For the past while, I have been clearing out Jim Gunn’s house. It wasn’t huge, but all of it was as full as it could hold, of everything from a Victorian wicker baby carriage to 1957 receipts. When you live in the same house for a long time, it’s easy to declutter a desk or cupboard by pushing the contents into a cardboard box and putting it in the basement. I have probably cleared more than two hundred boxes, not to mention bookcases, kitchen cabinets, linen closets, and the like.
I really cared about Jim, so this has been a chance to say a last farewell to him; but it’s always a good chance to take notes. There will come a day when someone else needs to clear my home, and what do I want them to have to do? I’m not a very cluttery person, so even if I never did much from now until my death, we wouldn’t have anything like Jim’s house has been — but why should anyone have to spend weeks on the task? With Jim’s house, I am being paid; but it’s not cheap hiring someone to do the work.
A few of the things I have noticed:
- Don’t layer things. Don’t add a second row of books to the bookcase. Don’t push the pans in the cupboard back and put the new ones in front. Don’t put a new bookcase in front of a full bookcase, and then start to fill the new one.

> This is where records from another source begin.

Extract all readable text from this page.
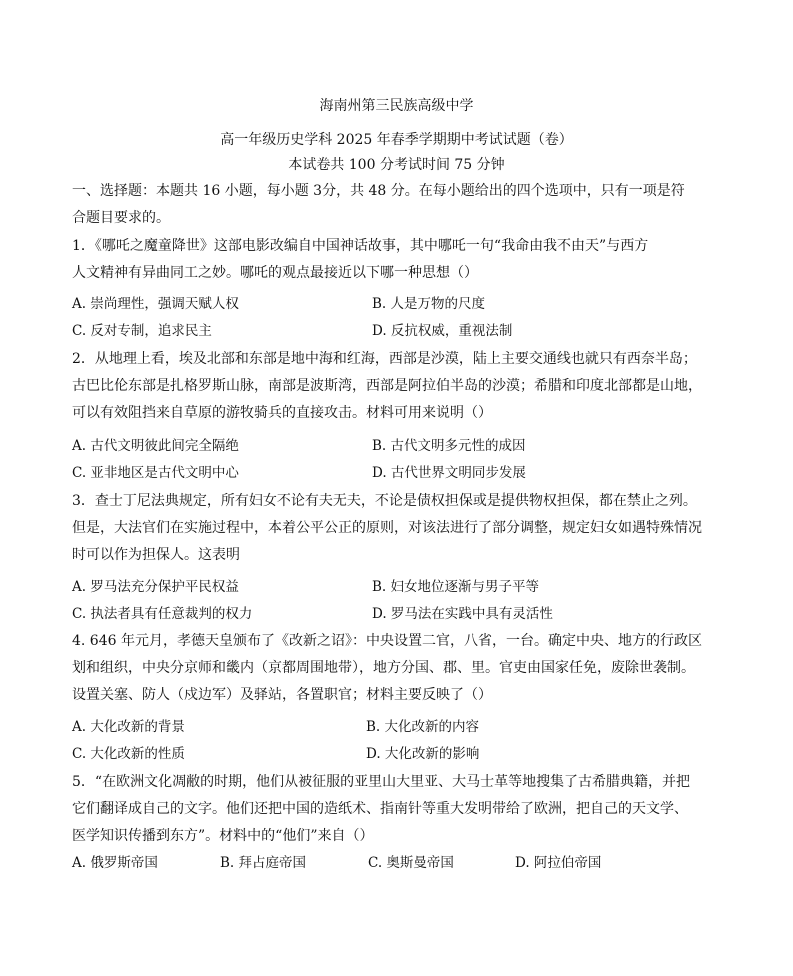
海南州第三民族高级中学
高一年级历史学科 2025 年春季学期期中考试试题（卷）
本试卷共 100 分考试时间 75 分钟
一、选择题：本题共 16 小题，每小题 3分，共 48 分。在每小题给出的四个选项中，只有一项是符
合题目要求的。
1．《哪吒之魔童降世》这部电影改编自中国神话故事，其中哪吒一句“我命由我不由天”与西方
人文精神有异曲同工之妙。哪吒的观点最接近以下哪一种思想（）
A. 崇尚理性，强调天赋人权	B. 人是万物的尺度
C. 反对专制，追求民主	D. 反抗权威，重视法制
2．从地理上看，埃及北部和东部是地中海和红海，西部是沙漠，陆上主要交通线也就只有西奈半岛；
古巴比伦东部是扎格罗斯山脉，南部是波斯湾，西部是阿拉伯半岛的沙漠；希腊和印度北部都是山地，
可以有效阻挡来自草原的游牧骑兵的直接攻击。材料可用来说明（）
A. 古代文明彼此间完全隔绝	B. 古代文明多元性的成因
C. 亚非地区是古代文明中心	D. 古代世界文明同步发展
3．查士丁尼法典规定，所有妇女不论有夫无夫，不论是债权担保或是提供物权担保，都在禁止之列。
但是，大法官们在实施过程中，本着公平公正的原则，对该法进行了部分调整，规定妇女如遇特殊情况
时可以作为担保人。这表明
A. 罗马法充分保护平民权益	B. 妇女地位逐渐与男子平等
C. 执法者具有任意裁判的权力	D. 罗马法在实践中具有灵活性
4. 646 年元月，孝德天皇颁布了《改新之诏》：中央设置二官，八省，一台。确定中央、地方的行政区
划和组织，中央分京师和畿内（京都周围地带），地方分国、郡、里。官吏由国家任免，废除世袭制。
设置关塞、防人（戍边军）及驿站，各置职官；材料主要反映了（）
A. 大化改新的背景	B. 大化改新的内容
C. 大化改新的性质	D. 大化改新的影响
5．“在欧洲文化凋敝的时期，他们从被征服的亚里山大里亚、大马士革等地搜集了古希腊典籍，并把
它们翻译成自己的文字。他们还把中国的造纸术、指南针等重大发明带给了欧洲，把自己的天文学、
医学知识传播到东方”。材料中的“他们”来自（）
A. 俄罗斯帝国	B. 拜占庭帝国	C. 奥斯曼帝国	D. 阿拉伯帝国
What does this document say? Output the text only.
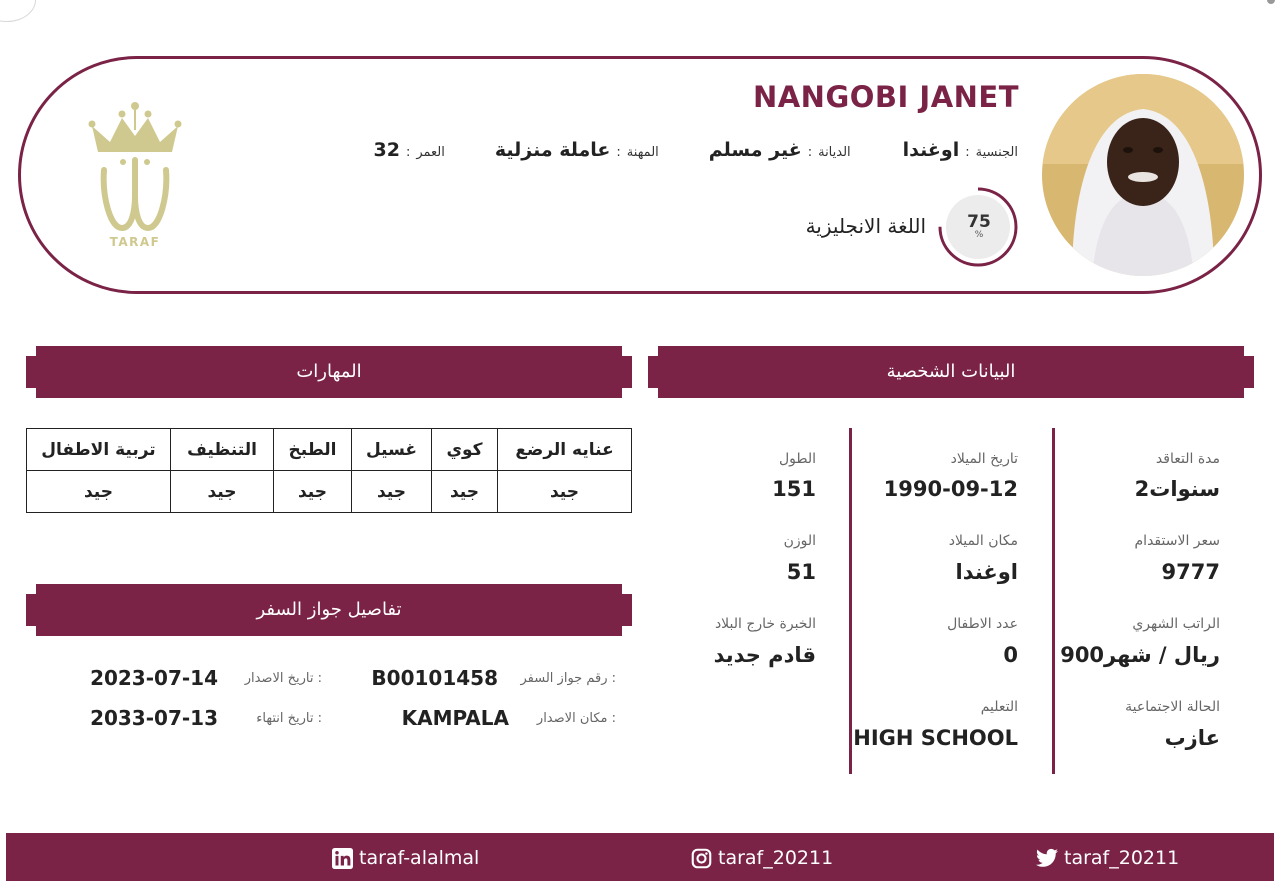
NANGOBI JANET
الجنسية
:
اوغندا
الديانة
:
غير مسلم
المهنة
:
عاملة منزلية
العمر
:
32
75
%
اللغة الانجليزية
TARAF
المهارات
عنايه الرضع	كوي	غسيل	الطبخ	التنظيف	تربية الاطفال
جيد	جيد	جيد	جيد	جيد	جيد
تفاصيل جواز السفر
رقم جواز السفر :
B00101458
تاريخ الاصدار :
2023-07-14
مكان الاصدار :
KAMPALA
تاريخ انتهاء :
2033-07-13
البيانات الشخصية
مدة التعاقد
2سنوات
سعر الاستقدام
9777
الراتب الشهري
900ريال / شهر
الحالة الاجتماعية
عازب
تاريخ الميلاد
1990-09-12
مكان الميلاد
اوغندا
عدد الاطفال
0
التعليم
HIGH SCHOOL
الطول
151
الوزن
51
الخبرة خارج البلاد
قادم جديد
taraf_20211
taraf_20211
taraf-alalmal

- With photos, identify them. There are many hundreds of very old photos and no one alive to say who is who. I occasionally recognize Jim or Jane as a child. Jim’s parents and grandparents and great aunts and all the rest are in that stack, but no one can say so. Do I keep them all because some might be important to the family, if only we knew which ones? Eventually they will all be discarded or sold to strangers, because no one can tell which are relevant.
- If you break something you care about (or something you need) and you don’t fix it and get it back into your daily life quickly, you increase the chances that it will become irretrievably damaged. The basement was full of things that obviously were considered worth saving until they could be fixed, such as paintings in broken frames or tables with loose legs; and all of them, in their decades of waiting, got damaged to the point that they no longer can be saved. The paintings are ground with muddy dust and mildew; the screw that secured the table’s loose leg has rusted away and deeply stained everything it touched.

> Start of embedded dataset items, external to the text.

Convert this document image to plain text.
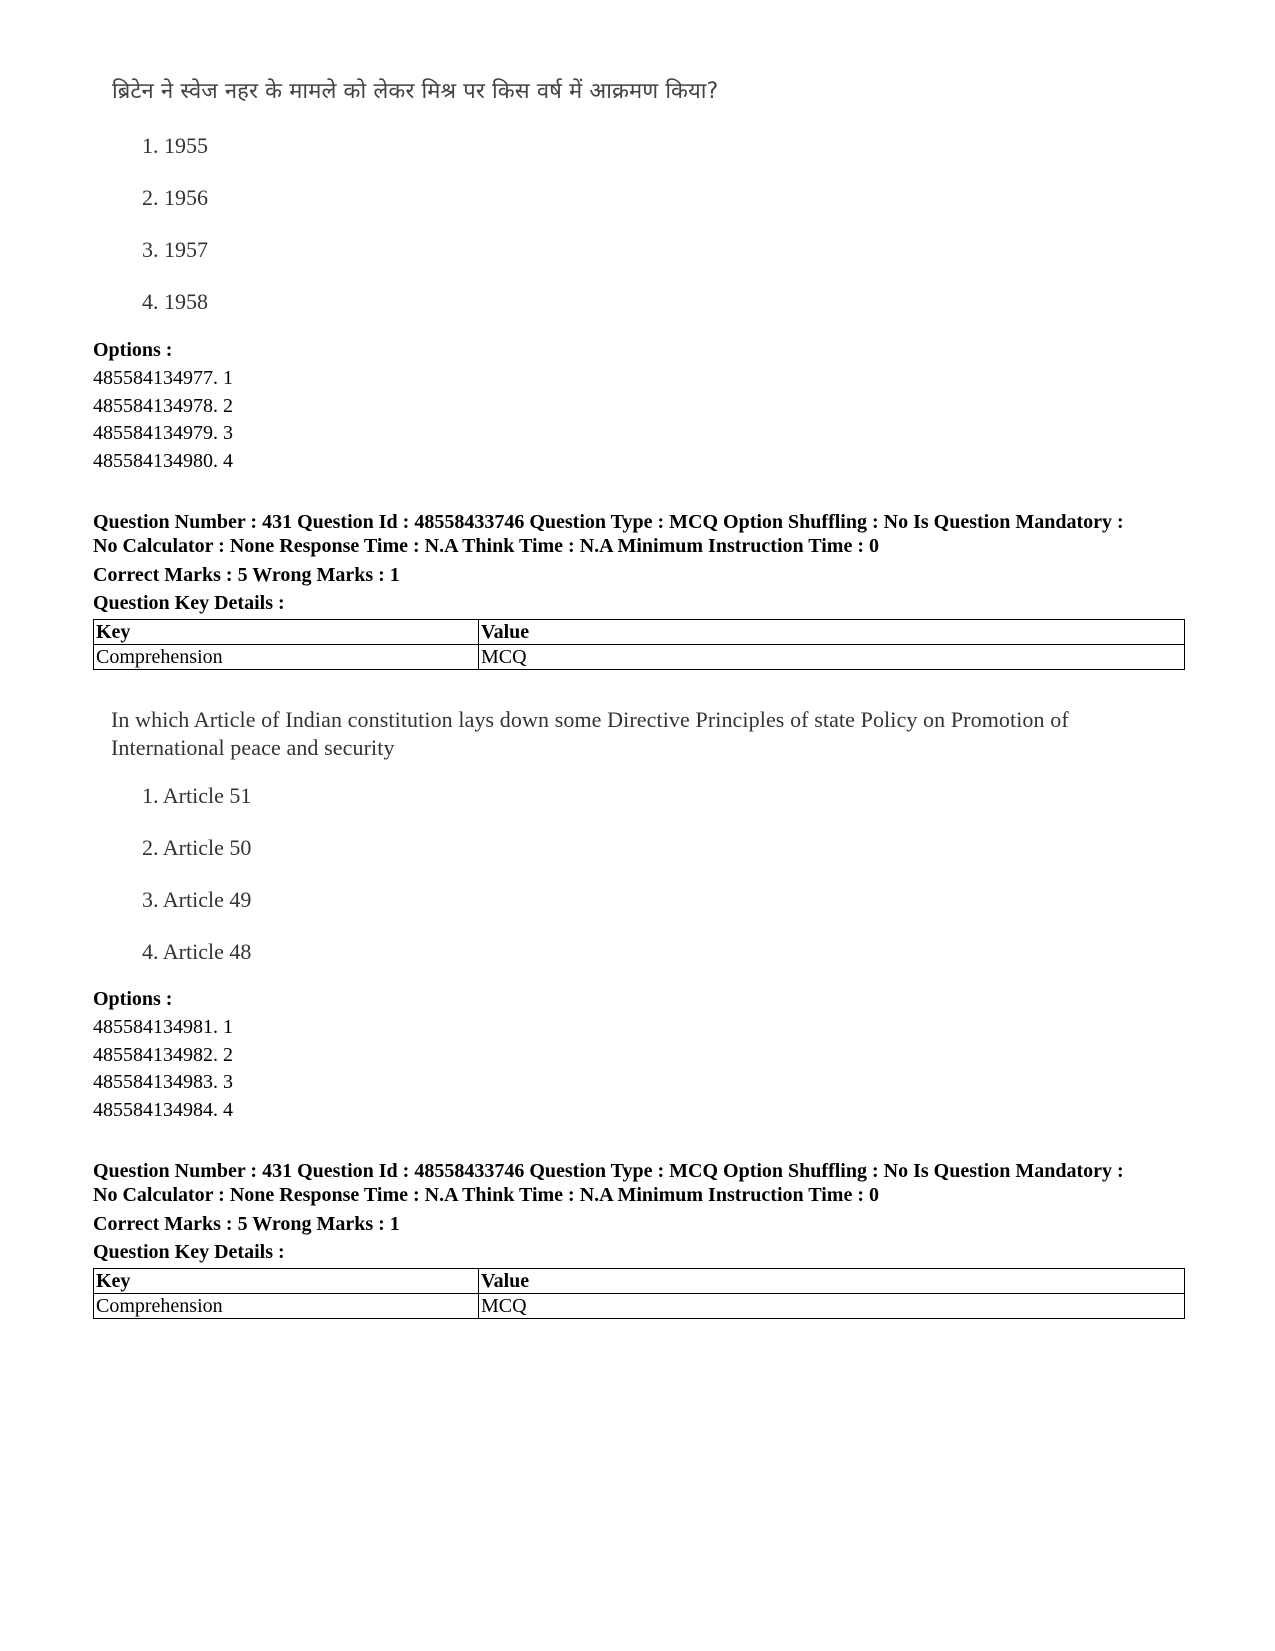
ब्रिटेन ने स्वेज नहर के मामले को लेकर मिश्र पर किस वर्ष में आक्रमण किया?
1. 1955
2. 1956
3. 1957
4. 1958
Options :
485584134977. 1
485584134978. 2
485584134979. 3
485584134980. 4
Question Number : 431 Question Id : 48558433746 Question Type : MCQ Option Shuffling : No Is Question Mandatory :
No Calculator : None Response Time : N.A Think Time : N.A Minimum Instruction Time : 0
Correct Marks : 5 Wrong Marks : 1
Question Key Details :
Key	Value
Comprehension	MCQ
In which Article of Indian constitution lays down some Directive Principles of state Policy on Promotion of International peace and security
1. Article 51
2. Article 50
3. Article 49
4. Article 48
Options :
485584134981. 1
485584134982. 2
485584134983. 3
485584134984. 4
Question Number : 431 Question Id : 48558433746 Question Type : MCQ Option Shuffling : No Is Question Mandatory :
No Calculator : None Response Time : N.A Think Time : N.A Minimum Instruction Time : 0
Correct Marks : 5 Wrong Marks : 1
Question Key Details :
Key	Value
Comprehension	MCQ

- If you keep a thing, keep it for your own sake. I have found dozens of scrapbooks. Some were made by Jane when she was a child, but there are others that clearly are the leftovers of distant relatives which for some reason ended up in the Gunn house. There was a lot of attention put into them, a lot of careful decisions made — but they aren’t meaningful any more, except as interesting ephemera a stranger might buy on eBay (if we were selling them). I hope the creators enjoyed the process and flipped through every so often and felt satisfaction or nostalgia or whatever they hoped to feel when they put all that time into them — but no one else will ever see them the same way the creators did.
- You don’t need those papers, and no one else will want them, either. Even in the estate of Grand Master James E. Gunn, most of the paper is just refuse.
- If you are cleaning a disused place, mask up and glove up. Did I mention the spiders?
Anyway, I am probably 70% done now. I don’t know what it will feel like when the spaces are quiet and clean.